Ms. Canisius, the issue is not about behavior. It’s about a trait with which some people are born. In none of the news reports I have read is anyone being accused of actually engaging in any kind of behavior, immoral or otherwise. Children, youths and adults are being removed from the Scouting program, not because of behavior, but because of a trait with which they were born.

Speaking of behavior, do you suppose the Scouts would ban heterosexual teens for experimenting with or engaging in sexual behavior with their girlfriends? Or what about heterosexual, single adult leaders — would they be put out of Scouting because they engaged in sex with the opposite sex, or were in a common-law relationship with someone? These are actual behaviors traditionally considered immoral. Would such people be sought out and removed from the program?

I doubt it. Certainly there is no witch hunt being waged to remove heterosexual sinners from the Boy Scout organization.

Ironically, my parents wouldn’t let me join the Scouts. To them, Scouting milieu was “immoral and repugnant.” To them the uniforms, the different ranks Scouts can achieve and plethora of badges were a deliberate imitation and glamorization of war and military values, making Scouting diametrically opposed to Jesus’ admonitions to love your neighbor as yourself, and therefore, to my parents, immoral and repugnant.

Paul Brumbaugh

Joliet

Abusers must be punished

I would like to see much tougher legislation to protect animals from abuse and neglect. (“Cops on drug search find mistreated dogs,” Aug. 24).

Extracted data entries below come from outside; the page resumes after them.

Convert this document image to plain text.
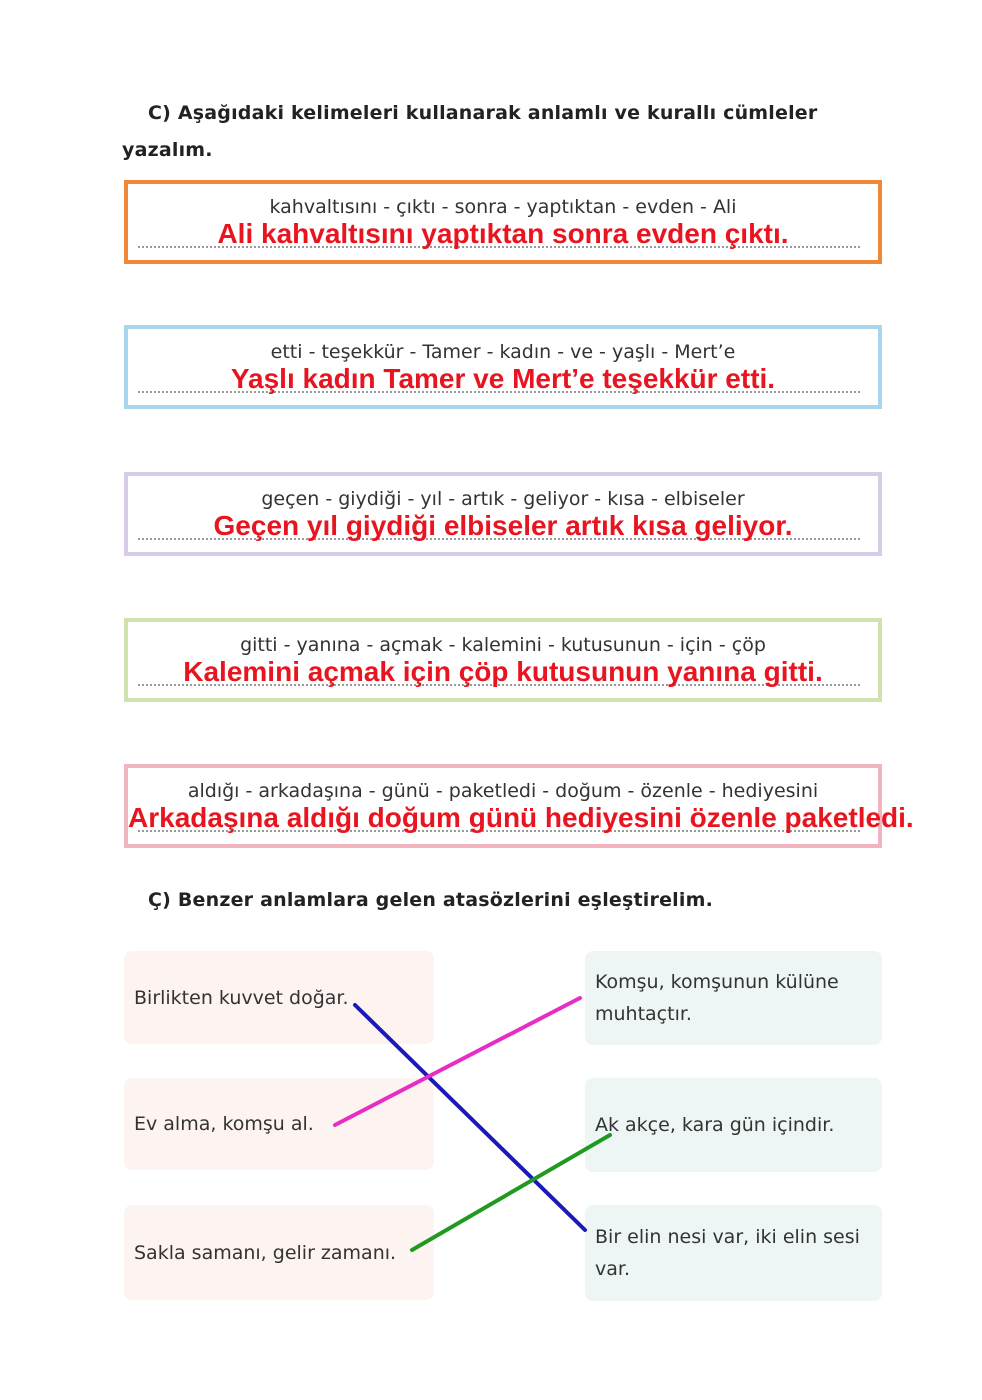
C) Aşağıdaki kelimeleri kullanarak anlamlı ve kurallı cümleler
yazalım.
kahvaltısını - çıktı - sonra - yaptıktan - evden - Ali
Ali kahvaltısını yaptıktan sonra evden çıktı.
etti - teşekkür - Tamer - kadın - ve - yaşlı - Mert’e
Yaşlı kadın Tamer ve Mert’e teşekkür etti.
geçen - giydiği - yıl - artık - geliyor - kısa - elbiseler
Geçen yıl giydiği elbiseler artık kısa geliyor.
gitti - yanına - açmak - kalemini - kutusunun - için - çöp
Kalemini açmak için çöp kutusunun yanına gitti.
aldığı - arkadaşına - günü - paketledi - doğum - özenle - hediyesini
Arkadaşına aldığı doğum günü hediyesini özenle paketledi.
Ç) Benzer anlamlara gelen atasözlerini eşleştirelim.
Birlikten kuvvet doğar.
Ev alma, komşu al.
Sakla samanı, gelir zamanı.
Komşu, komşunun külüne muhtaçtır.
Ak akçe, kara gün içindir.
Bir elin nesi var, iki elin sesi var.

I am referring to the horrible conditions that 15 pit bulls and other dogs were forced to live in. Conditions were so bad that 10 of the animals had to be euthanized.

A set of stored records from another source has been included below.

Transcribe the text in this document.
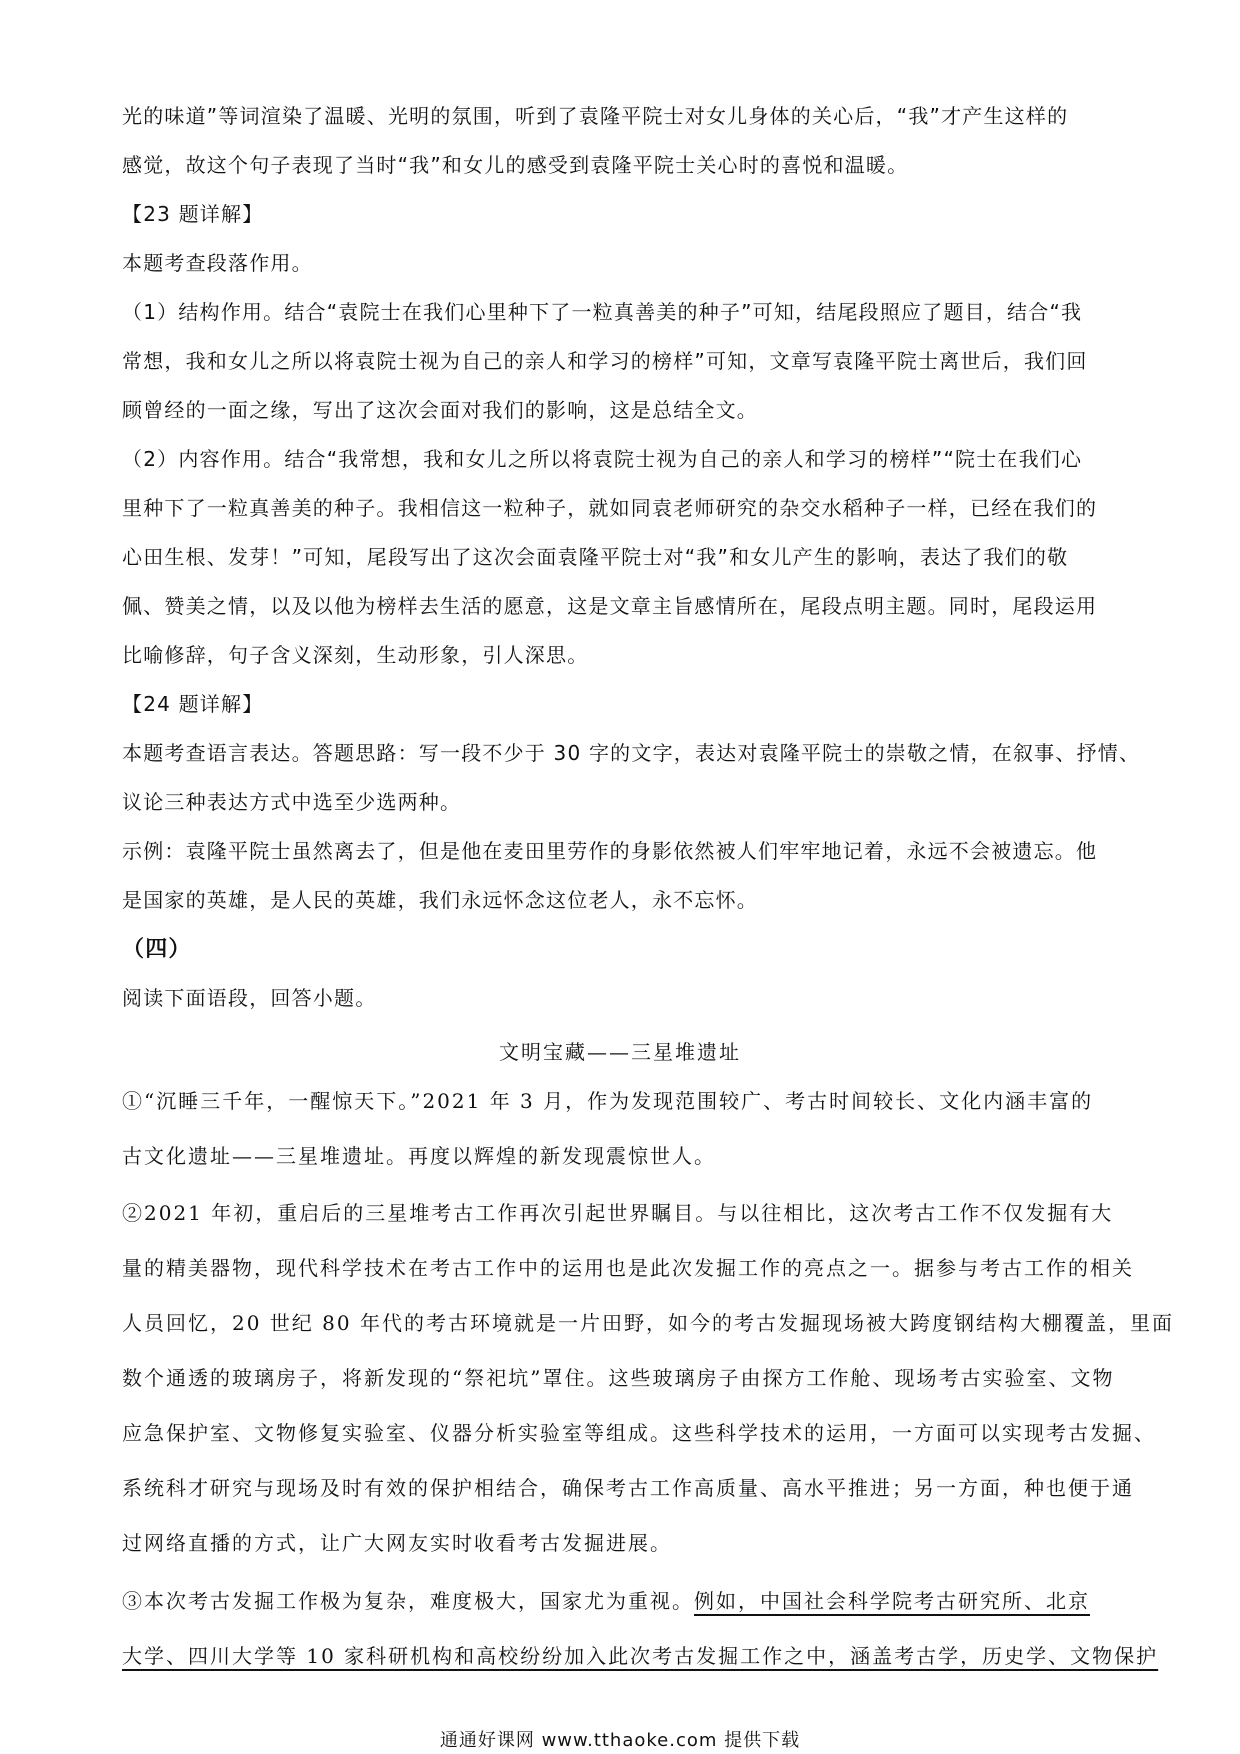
光的味道”等词渲染了温暖、光明的氛围，听到了袁隆平院士对女儿身体的关心后，“我”才产生这样的
感觉，故这个句子表现了当时“我”和女儿的感受到袁隆平院士关心时的喜悦和温暖。
【23 题详解】
本题考查段落作用。
（1）结构作用。结合“袁院士在我们心里种下了一粒真善美的种子”可知，结尾段照应了题目，结合“我
常想，我和女儿之所以将袁院士视为自己的亲人和学习的榜样”可知，文章写袁隆平院士离世后，我们回
顾曾经的一面之缘，写出了这次会面对我们的影响，这是总结全文。
（2）内容作用。结合“我常想，我和女儿之所以将袁院士视为自己的亲人和学习的榜样”“院士在我们心
里种下了一粒真善美的种子。我相信这一粒种子，就如同袁老师研究的杂交水稻种子一样，已经在我们的
心田生根、发芽！”可知，尾段写出了这次会面袁隆平院士对“我”和女儿产生的影响，表达了我们的敬
佩、赞美之情，以及以他为榜样去生活的愿意，这是文章主旨感情所在，尾段点明主题。同时，尾段运用
比喻修辞，句子含义深刻，生动形象，引人深思。
【24 题详解】
本题考查语言表达。答题思路：写一段不少于 30 字的文字，表达对袁隆平院士的崇敬之情，在叙事、抒情、
议论三种表达方式中选至少选两种。
示例：袁隆平院士虽然离去了，但是他在麦田里劳作的身影依然被人们牢牢地记着，永远不会被遗忘。他
是国家的英雄，是人民的英雄，我们永远怀念这位老人，永不忘怀。
（四）
阅读下面语段，回答小题。
文明宝藏——三星堆遗址
①“沉睡三千年，一醒惊天下。”2021 年 3 月，作为发现范围较广、考古时间较长、文化内涵丰富的
古文化遗址——三星堆遗址。再度以辉煌的新发现震惊世人。
②2021 年初，重启后的三星堆考古工作再次引起世界瞩目。与以往相比，这次考古工作不仅发掘有大
量的精美器物，现代科学技术在考古工作中的运用也是此次发掘工作的亮点之一。据参与考古工作的相关
人员回忆，20 世纪 80 年代的考古环境就是一片田野，如今的考古发掘现场被大跨度钢结构大棚覆盖，里面
数个通透的玻璃房子，将新发现的“祭祀坑”罩住。这些玻璃房子由探方工作舱、现场考古实验室、文物
应急保护室、文物修复实验室、仪器分析实验室等组成。这些科学技术的运用，一方面可以实现考古发掘、
系统科才研究与现场及时有效的保护相结合，确保考古工作高质量、高水平推进；另一方面，种也便于通
过网络直播的方式，让广大网友实时收看考古发掘进展。
③本次考古发掘工作极为复杂，难度极大，国家尤为重视。例如，中国社会科学院考古研究所、北京
大学、四川大学等 10 家科研机构和高校纷纷加入此次考古发掘工作之中，涵盖考古学，历史学、文物保护
通通好课网 www.tthaoke.com 提供下载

How would the owners, and those involved, like to be put into a small cage and have feces and urine dropped on them? The 21-year-old owner has no compassion or empathy for other forms of life. A dog is an intelligent and feeling animal. No animal is as loyal and caring.

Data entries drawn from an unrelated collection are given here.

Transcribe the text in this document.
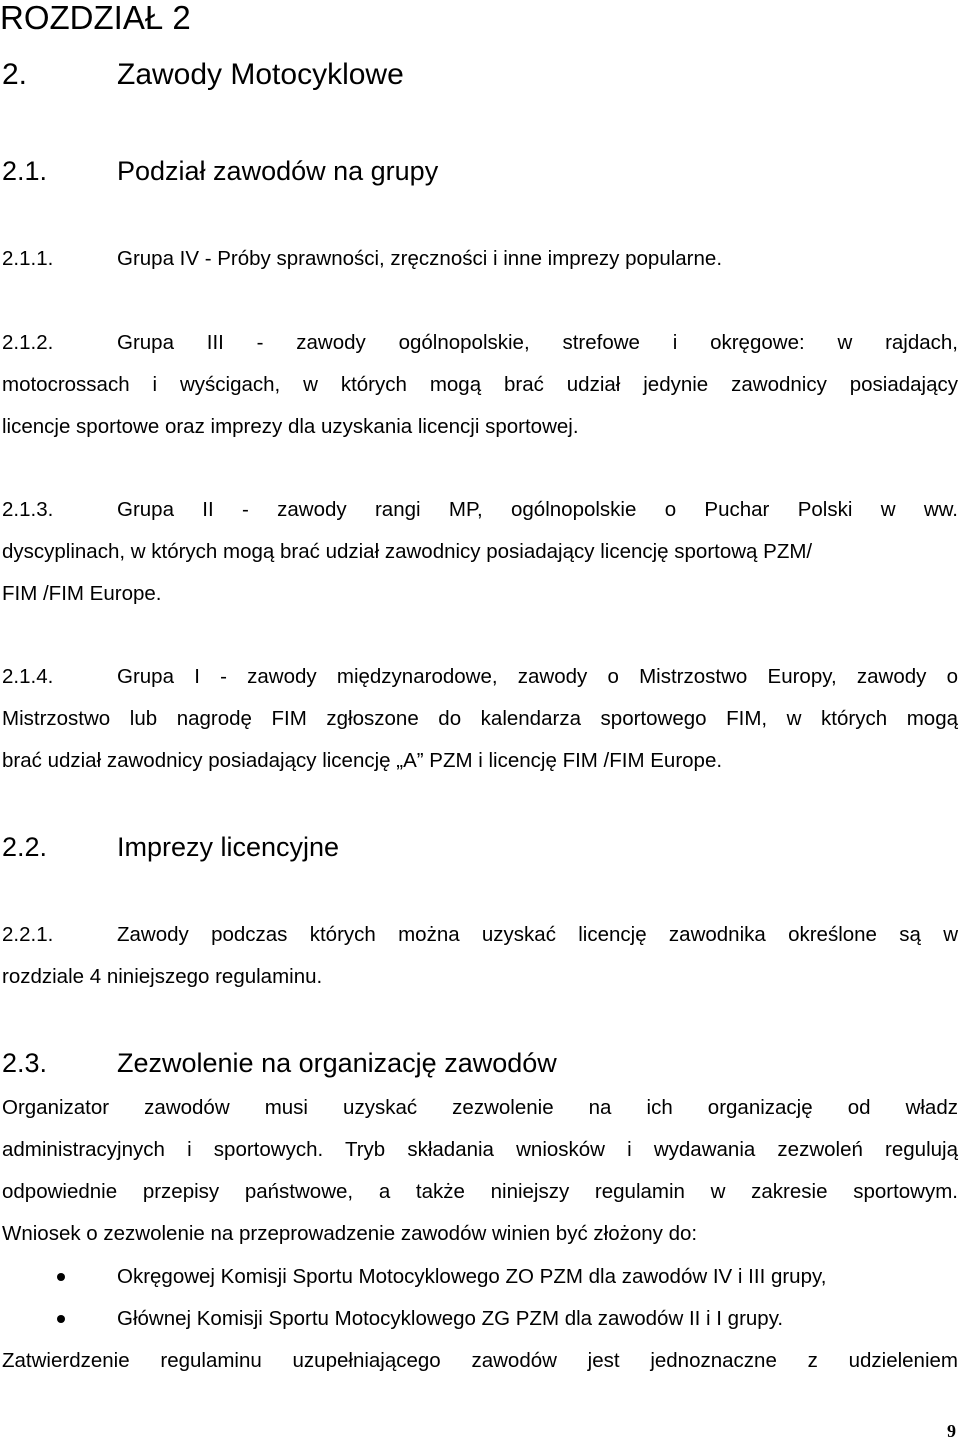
ROZDZIAŁ 2
2.	Zawody Motocyklowe
2.1.	Podział zawodów na grupy
2.1.1.	Grupa IV - Próby sprawności, zręczności i inne imprezy popularne.
2.1.2.	Grupa III - zawody ogólnopolskie, strefowe i okręgowe: w rajdach,
motocrossach i wyścigach, w których mogą brać udział jedynie zawodnicy posiadający
licencje sportowe oraz imprezy dla uzyskania licencji sportowej.
2.1.3.	Grupa II - zawody rangi MP, ogólnopolskie o Puchar Polski w ww.
dyscyplinach, w których mogą brać udział zawodnicy posiadający licencję sportową PZM/
FIM /FIM Europe.
2.1.4.	Grupa I - zawody międzynarodowe, zawody o Mistrzostwo Europy, zawody o
Mistrzostwo lub nagrodę FIM zgłoszone do kalendarza sportowego FIM, w których mogą
brać udział zawodnicy posiadający licencję „A” PZM i licencję FIM /FIM Europe.
2.2.	Imprezy licencyjne
2.2.1.	Zawody podczas których można uzyskać licencję zawodnika określone są w
rozdziale 4 niniejszego regulaminu.
2.3.	Zezwolenie na organizację zawodów
Organizator zawodów musi uzyskać zezwolenie na ich organizację od władz
administracyjnych i sportowych. Tryb składania wniosków i wydawania zezwoleń regulują
odpowiednie przepisy państwowe, a także niniejszy regulamin w zakresie sportowym.
Wniosek o zezwolenie na przeprowadzenie zawodów winien być złożony do:
Okręgowej Komisji Sportu Motocyklowego ZO PZM dla zawodów IV i III grupy,
Głównej Komisji Sportu Motocyklowego ZG PZM dla zawodów II i I grupy.
Zatwierdzenie regulaminu uzupełniającego zawodów jest jednoznaczne z udzieleniem
9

To know they’re treated this way upsets me greatly. I would like to see those cruel and cowardly owners and abusers have to face the same treatment they doled out to their animal victims.

A wise judge did sentence the same punishment to a cruel owner after he left new puppies to die during a cold Minnesota winter in a garbage dump.

The abusive owner was sentenced to choose jail or spend three days and nights in the cold on the same garbage dump. He chose the dump. He couldn’t take it for one night and begged for mercy, and he went to jail. At least he had a choice; those puppies didn’t.

I believe if more abusers got similar treatment it would help to deter such acts of cruelty.

The Joliet police should investigate this case further. It sounds like those pit bulls were used in dogfights. I hope the judge throws the book at these people.